Monteiro Lobato relutou em aceitar a láurea acadêmica. Era mais um ativista afeiçoado a perseguir as melhores causas. Encetou luta inglória para mostrar que o Brasil possuía petróleo e deveria explorá-lo diretamente, sem interferência de interesses estrangeiros. Foi preso por isso. Há pouco narrei a visita que a menina Lygia Fagundes Telles fez a ele no cárcere. Mas não foi só isso. Arrostou a incompreensão para publicar autores brasileiros. Assumiu o desafio, colheu prejuízos.

Divulgou, qual apóstolo das letras, a produção pátria. Ignácio de Loyola Brandão é outro evangelista da literatura. Embora famoso, com livros publicados em todo o mundo, não recusa convites e percorre o Brasil inteiro, a pregar a importância da escrita e da leitura. Teve um de seus livros proibido pelo autoritarismo. Agora é novamente censurado. Além disso, é profeta.

Num de seus livros, Não Verás País Nenhum, anteviu o caos resultante da opção pela “cultura do automóvel” que fizemos na década de 60 do século passado e na qual nos mantivemos até hoje. Um dia, com o excesso de carros, sem poder se movimentar, os motoristas deixariam seu automóvel e sairiam a caminhar, irados, impotentes e revoltados. Falta muito para isso? Também previu a tragédia da falta d´água.

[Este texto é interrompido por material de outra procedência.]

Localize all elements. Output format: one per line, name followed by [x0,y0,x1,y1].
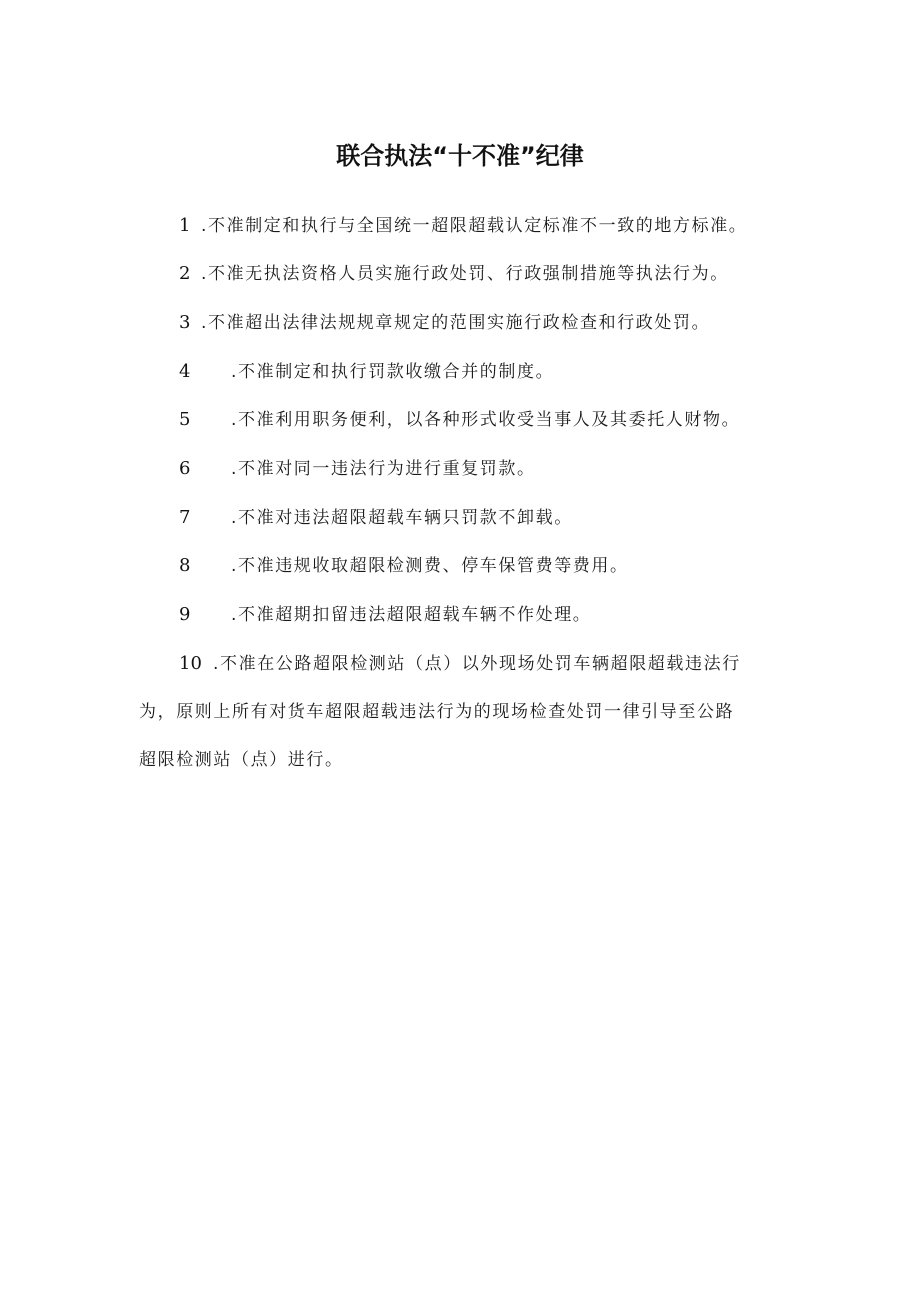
list-item [0,454,920,484]
list-item [0,259,920,289]
paragraph-continuation [0,697,920,727]
item-text: .不准无执法资格人员实施行政处罚、行政强制措施等执法行为。 [201,264,729,284]
list-item [0,211,920,241]
document-title: 联合执法“十不准”纪律 [336,142,584,170]
item-number: 3 [179,312,191,333]
item-text: .不准在公路超限检测站（点）以外现场处罚车辆超限超载违法行 [213,654,741,674]
list-item [0,405,920,435]
item-text: .不准对违法超限超载车辆只罚款不卸载。 [231,508,573,528]
item-text-continued: 为，原则上所有对货车超限超载违法行为的现场检查处罚一律引导至公路 [139,702,735,722]
list-item [0,308,920,338]
list-item [0,649,920,679]
item-text: .不准超出法律法规规章规定的范围实施行政检查和行政处罚。 [201,313,711,333]
paragraph-continuation [0,745,920,775]
item-text: .不准制定和执行罚款收缴合并的制度。 [231,362,555,382]
list-item [0,357,920,387]
item-number: 9 [179,604,191,625]
list-item [0,551,920,581]
item-number: 10 [179,653,202,674]
item-text: .不准利用职务便利，以各种形式收受当事人及其委托人财物。 [231,410,741,430]
item-number: 5 [179,409,191,430]
list-item [0,503,920,533]
item-number: 1 [179,215,191,236]
item-text: .不准超期扣留违法超限超载车辆不作处理。 [231,605,592,625]
item-text-continued: 超限检测站（点）进行。 [139,750,344,770]
list-item [0,600,920,630]
item-number: 2 [179,263,191,284]
item-number: 6 [179,458,191,479]
item-text: .不准制定和执行与全国统一超限超载认定标准不一致的地方标准。 [201,216,748,236]
item-number: 4 [179,361,191,382]
item-text: .不准违规收取超限检测费、停车保管费等费用。 [231,556,629,576]
item-number: 8 [179,555,191,576]
item-text: .不准对同一违法行为进行重复罚款。 [231,459,536,479]
item-number: 7 [179,507,191,528]
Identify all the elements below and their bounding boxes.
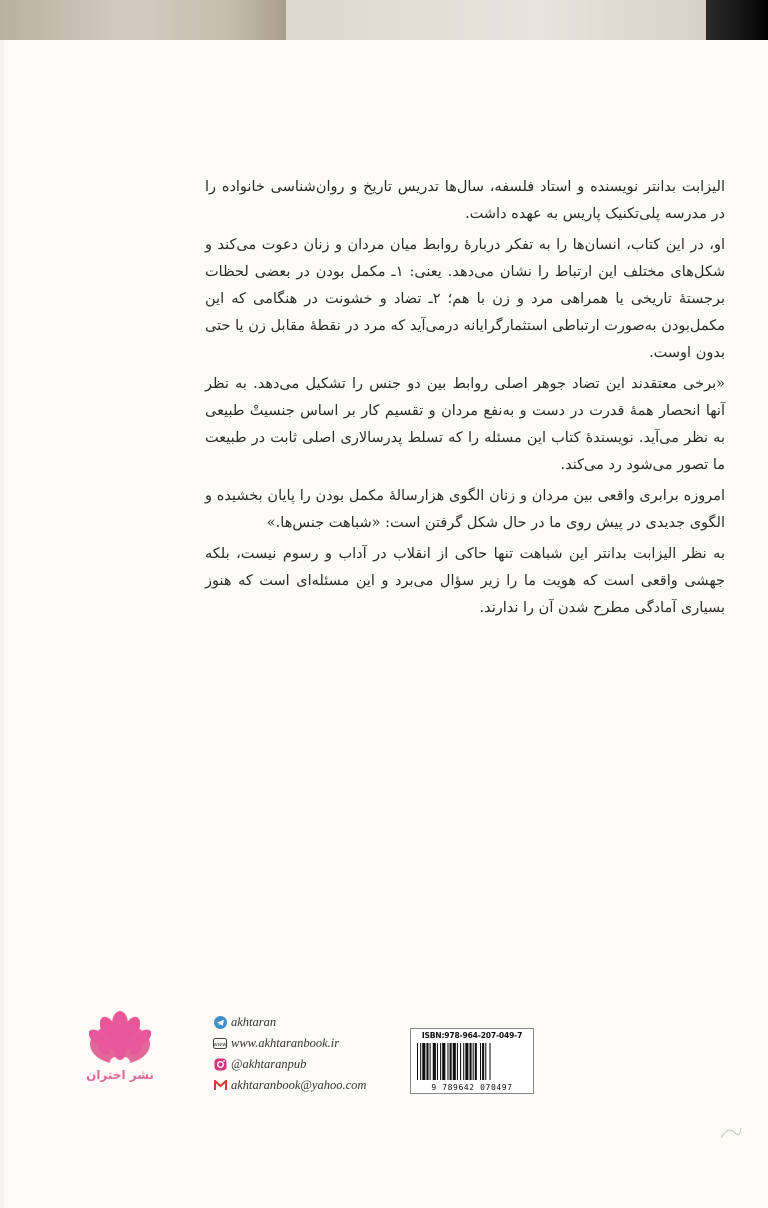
contact-list bbox=[213, 1012, 413, 1096]
barcode-bar bbox=[457, 1043, 458, 1080]
barcode-bar bbox=[465, 1043, 468, 1080]
strip-segment-tan bbox=[0, 0, 286, 40]
barcode-bar bbox=[437, 1043, 438, 1080]
barcode-bar bbox=[422, 1043, 425, 1080]
blurb-text bbox=[205, 174, 725, 626]
barcode-bar bbox=[485, 1043, 486, 1080]
strip-segment-dark bbox=[706, 0, 768, 40]
barcode-digits: 9 789642 070497 bbox=[431, 1083, 513, 1092]
barcode-bar bbox=[442, 1043, 445, 1080]
website-url: www.akhtaranbook.ir bbox=[231, 1036, 340, 1050]
barcode-bar bbox=[440, 1043, 441, 1080]
barcode-bar bbox=[470, 1043, 472, 1080]
barcode-bar bbox=[417, 1043, 418, 1080]
barcode-bar bbox=[420, 1043, 421, 1080]
barcode-bar bbox=[426, 1043, 428, 1080]
contact-telegram[interactable] bbox=[213, 1012, 413, 1033]
blurb-paragraph-1: الیزابت بدانتر نویسنده و استاد فلسفه، سال‌ها تدریس تاریخ و روان‌شناسی خانواده را در مدرسه پلی‌تکنیک پاریس به عهده داشت. bbox=[205, 179, 725, 222]
barcode bbox=[415, 1043, 529, 1080]
telegram-icon bbox=[213, 1016, 227, 1030]
barcode-bar bbox=[489, 1043, 490, 1080]
email-address: akhtaranbook@yahoo.com bbox=[231, 1078, 367, 1092]
strip-segment-light bbox=[286, 0, 706, 40]
barcode-bar bbox=[463, 1043, 464, 1080]
contact-website[interactable] bbox=[213, 1033, 413, 1054]
contact-instagram[interactable] bbox=[213, 1054, 413, 1075]
blurb-paragraph-2: او، در این کتاب، انسان‌ها را به تفکر دربارهٔ روابط میان مردان و زنان دعوت می‌کند و شکل‌های مختلف این ارتباط را نشان می‌دهد. یعنی: ۱ـ مکمل بودن در بعضی لحظات برجستهٔ تاریخی یا همراهی مرد و زن با هم؛ ۲ـ تضاد و خشونت در هنگامی که این مکمل‌بودن به‌صورت ارتباطی استثمارگرایانه درمی‌آید که مرد در نقطهٔ مقابل زن یا حتی بدون اوست. bbox=[205, 237, 726, 361]
publisher-logo bbox=[84, 1010, 156, 1082]
mail-icon bbox=[213, 1079, 227, 1093]
barcode-bar bbox=[473, 1043, 474, 1080]
instagram-handle: @akhtaranpub bbox=[231, 1057, 307, 1071]
barcode-bar bbox=[430, 1043, 431, 1080]
barcode-bar bbox=[450, 1043, 452, 1080]
publisher-name: نشر اختران bbox=[86, 1068, 154, 1082]
blurb-paragraph-5: به نظر الیزابت بدانتر این شباهت تنها حاکی از انقلاب در آداب و رسوم نیست، بلکه جهشی واقعی است که هویت ما را زیر سؤال می‌برد و این مسئله‌ای است که هنوز بسیاری آمادگی مطرح شدن آن را ندارند. bbox=[205, 546, 725, 616]
corner-flourish bbox=[720, 1126, 742, 1140]
barcode-bar bbox=[460, 1043, 461, 1080]
telegram-handle: akhtaran bbox=[231, 1015, 277, 1029]
blurb-paragraph-3: «برخی معتقدند این تضاد جوهر اصلی روابط بین دو جنس را تشکیل می‌دهد. به نظر آنها انحصار همهٔ قدرت در دست و به‌نفع مردان و تقسیم کار بر اساس جنسیتْ طبیعی به نظر می‌آید. نویسندهٔ کتاب این مسئله را که تسلط پدرسالاری اصلی ثابت در طبیعت ما تصور می‌شود رد می‌کند. bbox=[205, 376, 725, 473]
barcode-bar bbox=[475, 1043, 477, 1080]
barcode-bar bbox=[480, 1043, 481, 1080]
web-icon bbox=[213, 1037, 227, 1051]
instagram-icon bbox=[213, 1058, 227, 1072]
top-background-strip bbox=[0, 0, 768, 40]
svg-text:www: www bbox=[213, 1042, 227, 1048]
shell-icon bbox=[89, 1010, 151, 1066]
contact-email[interactable] bbox=[213, 1075, 413, 1096]
blurb-paragraph-4: امروزه برابری واقعی بین مردان و زنان الگوی هزارسالهٔ مکمل بودن را پایان بخشیده و الگوی جدیدی در پیش روی ما در حال شکل گرفتن است: «شباهت جنس‌ها.» bbox=[205, 488, 725, 531]
barcode-bar bbox=[453, 1043, 456, 1080]
barcode-bar bbox=[482, 1043, 484, 1080]
isbn-barcode-block bbox=[410, 1028, 534, 1094]
barcode-bar bbox=[433, 1043, 436, 1080]
isbn-label: ISBN:978-964-207-049-7 bbox=[421, 1031, 523, 1040]
barcode-bar bbox=[447, 1043, 448, 1080]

Exatamente no Largo do Arouche, onde está situada a sede da Academia Paulista de Letras, haveria o “Museu da água”, com frascos a conter amostra dos rios que desapareceram. Alguém duvida de que cheguemos a isso? Censura nunca mais! É o que a Constituição da República assegura. Seja como for, a Academia Paulista de Letras se orgulha de ter dois membros seus sob a patrulha do obscurantismo. Isso prova que ela soube, sabe e saberá escolher seus membros.

José Renato Nalini é Desembargador da Câmara Especial do Meio Ambiente do Tribunal de Justiça de São Paulo e autor de “Ética Ambiental”, editora Millennium. E-mail: jrenatonalini@uol.com.br.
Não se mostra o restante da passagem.